Het CBS monitort brede welvaart integraal – het gaat om alle aspecten van het fenomeen – en doet dat systematisch – op basis van internationale standaarden en transparante methoden. De monitoring van brede welvaart is opgezet conform de Conference of European Statisticians (CES) Recommendations on Measuring Sustainable Development (UNECE, 2014). Het CBS draagt bij aan de verdere ontwikkeling en harmonisatie van de CES Recommendations en andere internationale raamwerken, waaraan wordt gewerkt onder leiding van de Verenigde Naties, de OESO en Eurostat. Het CBS is nauw betrokken bij de ontwikkeling vanuit de Verenigde Naties van het Framework for Inclusive and Sustainable Wellbeing, dat een raamwerk moet worden voor het meten van brede welvaart wereldwijd.

Monitoring van brede welvaart is relevant en bruikbaar omdat het aansluit bij maatschappelijke thema’s en daarvoor statistische verdieping biedt. De Sustainable Development Goals (SDG’s) bieden het CBS een mogelijkheid om neutraal en systematisch thema’s in kaart te brengen die relevant zijn voor beleid en politiek. De SDG’s zijn een integraal onderdeel van de brede welvaart. Brede welvaart is het algemene fenomeen. De SDG’s zijn internationaal vastgestelde doelen die raken aan alle ecologische, sociale en economische aspecten van brede welvaart. De 17 Sustainable Development Goals zijn in 2015 door de Verenigde Naties vastgesteld. Regeringsleiders van 193 landen committeerden zich aan deze agenda voor duurzame ontwikkeling die loopt tot 2030 (VN, 2015).

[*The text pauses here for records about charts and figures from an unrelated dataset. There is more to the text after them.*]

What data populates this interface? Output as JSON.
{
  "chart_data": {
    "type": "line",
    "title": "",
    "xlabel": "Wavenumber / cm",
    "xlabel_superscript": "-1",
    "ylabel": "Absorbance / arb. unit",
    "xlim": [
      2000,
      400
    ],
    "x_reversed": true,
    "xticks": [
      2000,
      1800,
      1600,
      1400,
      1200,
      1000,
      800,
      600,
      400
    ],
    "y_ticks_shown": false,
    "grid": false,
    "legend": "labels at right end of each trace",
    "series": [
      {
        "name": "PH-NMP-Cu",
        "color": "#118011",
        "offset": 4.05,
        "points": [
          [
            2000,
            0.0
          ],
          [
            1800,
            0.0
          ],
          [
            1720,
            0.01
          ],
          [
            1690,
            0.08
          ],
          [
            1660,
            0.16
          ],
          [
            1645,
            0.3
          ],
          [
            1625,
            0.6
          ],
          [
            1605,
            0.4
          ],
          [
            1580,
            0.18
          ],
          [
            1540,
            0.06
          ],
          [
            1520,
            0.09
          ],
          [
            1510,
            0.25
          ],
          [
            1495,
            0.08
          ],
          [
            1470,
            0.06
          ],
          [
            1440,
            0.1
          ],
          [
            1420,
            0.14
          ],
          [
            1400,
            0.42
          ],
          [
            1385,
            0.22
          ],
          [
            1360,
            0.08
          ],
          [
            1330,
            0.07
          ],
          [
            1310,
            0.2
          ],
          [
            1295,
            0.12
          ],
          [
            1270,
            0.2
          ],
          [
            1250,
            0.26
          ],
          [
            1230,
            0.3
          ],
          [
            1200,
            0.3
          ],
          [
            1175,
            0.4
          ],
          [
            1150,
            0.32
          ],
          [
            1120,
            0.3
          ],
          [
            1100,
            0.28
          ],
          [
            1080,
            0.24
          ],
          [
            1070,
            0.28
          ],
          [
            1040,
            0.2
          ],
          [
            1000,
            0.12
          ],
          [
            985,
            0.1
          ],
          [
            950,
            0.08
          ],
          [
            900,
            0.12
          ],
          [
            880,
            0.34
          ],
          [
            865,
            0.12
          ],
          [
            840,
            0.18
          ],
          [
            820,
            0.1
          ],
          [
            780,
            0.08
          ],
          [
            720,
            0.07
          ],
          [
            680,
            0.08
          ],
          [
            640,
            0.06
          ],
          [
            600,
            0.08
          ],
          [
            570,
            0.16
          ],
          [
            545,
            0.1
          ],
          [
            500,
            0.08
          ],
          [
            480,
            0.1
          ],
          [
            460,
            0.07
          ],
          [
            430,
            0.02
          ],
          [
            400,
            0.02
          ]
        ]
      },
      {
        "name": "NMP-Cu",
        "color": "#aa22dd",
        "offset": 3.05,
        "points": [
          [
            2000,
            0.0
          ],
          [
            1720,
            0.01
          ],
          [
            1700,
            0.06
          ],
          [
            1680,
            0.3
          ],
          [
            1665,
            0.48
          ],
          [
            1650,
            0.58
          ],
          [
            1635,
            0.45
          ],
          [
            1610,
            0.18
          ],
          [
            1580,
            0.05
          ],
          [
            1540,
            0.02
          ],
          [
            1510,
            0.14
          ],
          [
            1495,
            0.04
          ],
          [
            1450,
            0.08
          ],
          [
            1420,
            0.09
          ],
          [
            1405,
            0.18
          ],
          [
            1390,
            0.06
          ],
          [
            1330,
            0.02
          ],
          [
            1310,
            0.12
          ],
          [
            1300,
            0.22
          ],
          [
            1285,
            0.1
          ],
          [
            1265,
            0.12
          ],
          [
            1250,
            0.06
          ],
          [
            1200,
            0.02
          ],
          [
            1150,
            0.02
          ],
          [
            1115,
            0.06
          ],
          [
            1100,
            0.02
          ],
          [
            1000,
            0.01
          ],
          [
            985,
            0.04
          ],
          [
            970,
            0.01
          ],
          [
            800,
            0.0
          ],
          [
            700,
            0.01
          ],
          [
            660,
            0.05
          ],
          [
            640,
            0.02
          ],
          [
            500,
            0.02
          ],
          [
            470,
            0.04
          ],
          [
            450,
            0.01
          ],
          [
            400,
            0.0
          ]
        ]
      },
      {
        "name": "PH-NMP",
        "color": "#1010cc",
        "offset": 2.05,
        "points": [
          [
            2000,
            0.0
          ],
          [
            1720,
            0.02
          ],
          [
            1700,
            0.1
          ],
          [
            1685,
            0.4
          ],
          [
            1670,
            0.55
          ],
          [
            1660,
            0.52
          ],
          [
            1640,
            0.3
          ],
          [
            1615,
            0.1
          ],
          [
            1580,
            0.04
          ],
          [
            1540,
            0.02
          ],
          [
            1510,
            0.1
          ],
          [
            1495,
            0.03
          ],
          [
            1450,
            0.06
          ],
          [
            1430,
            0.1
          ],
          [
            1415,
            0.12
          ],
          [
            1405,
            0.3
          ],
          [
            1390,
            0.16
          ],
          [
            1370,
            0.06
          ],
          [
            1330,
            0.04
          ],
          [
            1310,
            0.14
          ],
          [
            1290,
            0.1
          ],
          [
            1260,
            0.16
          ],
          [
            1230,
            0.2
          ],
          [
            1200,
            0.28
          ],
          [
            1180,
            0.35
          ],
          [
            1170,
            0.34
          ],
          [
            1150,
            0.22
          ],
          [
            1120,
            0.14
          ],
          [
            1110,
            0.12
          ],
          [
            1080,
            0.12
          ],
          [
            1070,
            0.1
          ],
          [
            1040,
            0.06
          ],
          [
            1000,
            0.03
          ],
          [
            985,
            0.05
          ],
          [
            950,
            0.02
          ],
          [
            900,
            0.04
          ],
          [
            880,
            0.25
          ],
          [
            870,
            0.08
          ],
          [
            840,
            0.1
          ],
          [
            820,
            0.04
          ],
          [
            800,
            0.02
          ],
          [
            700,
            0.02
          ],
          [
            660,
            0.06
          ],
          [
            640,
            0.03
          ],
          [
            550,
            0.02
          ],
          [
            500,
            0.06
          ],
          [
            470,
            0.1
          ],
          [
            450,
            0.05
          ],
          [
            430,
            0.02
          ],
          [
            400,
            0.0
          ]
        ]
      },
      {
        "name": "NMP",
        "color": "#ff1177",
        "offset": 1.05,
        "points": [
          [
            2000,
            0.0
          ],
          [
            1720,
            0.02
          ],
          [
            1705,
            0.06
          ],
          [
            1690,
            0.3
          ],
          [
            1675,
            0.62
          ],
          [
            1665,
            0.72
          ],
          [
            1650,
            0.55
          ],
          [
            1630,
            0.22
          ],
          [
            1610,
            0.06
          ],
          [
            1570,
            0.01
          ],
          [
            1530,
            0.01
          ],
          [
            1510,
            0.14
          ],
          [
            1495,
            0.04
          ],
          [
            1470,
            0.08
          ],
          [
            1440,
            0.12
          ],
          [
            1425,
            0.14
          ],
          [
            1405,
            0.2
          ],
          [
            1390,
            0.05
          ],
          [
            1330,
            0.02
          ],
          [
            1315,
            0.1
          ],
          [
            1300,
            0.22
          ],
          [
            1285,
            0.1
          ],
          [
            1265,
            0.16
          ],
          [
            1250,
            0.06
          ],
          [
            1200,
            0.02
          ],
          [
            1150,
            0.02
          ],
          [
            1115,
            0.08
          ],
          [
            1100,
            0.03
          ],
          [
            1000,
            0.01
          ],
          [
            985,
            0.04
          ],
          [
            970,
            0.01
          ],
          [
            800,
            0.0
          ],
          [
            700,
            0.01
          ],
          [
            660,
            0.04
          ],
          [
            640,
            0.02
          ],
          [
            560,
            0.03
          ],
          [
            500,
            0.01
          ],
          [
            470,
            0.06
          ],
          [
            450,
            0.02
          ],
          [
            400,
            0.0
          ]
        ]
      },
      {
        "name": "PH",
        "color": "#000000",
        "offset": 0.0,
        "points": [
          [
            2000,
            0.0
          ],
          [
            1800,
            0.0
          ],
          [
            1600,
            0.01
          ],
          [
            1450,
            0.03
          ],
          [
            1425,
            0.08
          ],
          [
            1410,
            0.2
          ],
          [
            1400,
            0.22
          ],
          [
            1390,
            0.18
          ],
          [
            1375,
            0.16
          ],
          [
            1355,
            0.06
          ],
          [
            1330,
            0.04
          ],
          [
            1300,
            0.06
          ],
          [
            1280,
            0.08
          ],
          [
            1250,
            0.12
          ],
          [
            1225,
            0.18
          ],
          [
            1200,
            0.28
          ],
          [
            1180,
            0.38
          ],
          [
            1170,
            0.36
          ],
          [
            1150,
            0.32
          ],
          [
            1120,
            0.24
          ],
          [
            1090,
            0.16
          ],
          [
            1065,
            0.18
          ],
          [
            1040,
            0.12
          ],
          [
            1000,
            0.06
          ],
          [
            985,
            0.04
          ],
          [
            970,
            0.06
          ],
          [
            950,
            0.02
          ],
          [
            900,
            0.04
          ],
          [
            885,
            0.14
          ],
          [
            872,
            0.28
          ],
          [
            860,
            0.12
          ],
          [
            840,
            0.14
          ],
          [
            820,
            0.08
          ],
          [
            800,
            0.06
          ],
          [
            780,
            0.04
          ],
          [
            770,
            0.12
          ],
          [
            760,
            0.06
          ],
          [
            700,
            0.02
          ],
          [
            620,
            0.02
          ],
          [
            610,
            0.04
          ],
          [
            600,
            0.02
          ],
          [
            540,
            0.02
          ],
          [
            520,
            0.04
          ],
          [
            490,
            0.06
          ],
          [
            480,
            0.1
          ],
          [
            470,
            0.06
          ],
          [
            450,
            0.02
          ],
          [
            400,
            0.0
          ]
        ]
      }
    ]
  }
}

Het beeld dat brede welvaart laat zien is politiek neutraal. De statistische monitoring is systematisch en integraal, niet selectief. Het gaat per definitie om alle dimensies en thema’s. Gebruikers mogen echter selectief zijn en de beschikbare informatie inzetten voor eigen (politieke of maatschappelijke) doeleinden. Vanuit de brede informatiebasis over brede welvaart is het voor anderen mogelijk om met tegenargumenten te komen. Met de monitoring van brede welvaart geeft het CBS een feitelijke onderbouwing voor debat en besluitvorming.

Het CBS monitort alleen de statistisch meetbare aspecten van de brede welvaart. Veel aspecten zijn essentieel maar statistisch ‘onzichtbaar’. Voorbeelden zijn de kracht van democratie en rechtsstaat, de intrinsieke waarde van natuur, en culturele normen en waarden. Het is belangrijk dat de publieke discussie over brede welvaart niet bij voorbaat wordt versmald tot die aspecten die meetbaar zijn. Het CBS probeert deze niet-meetbare aspecten indirect te meten (bijvoorbeeld met belevingsindicatoren) en voortdurend onder de aandacht te houden.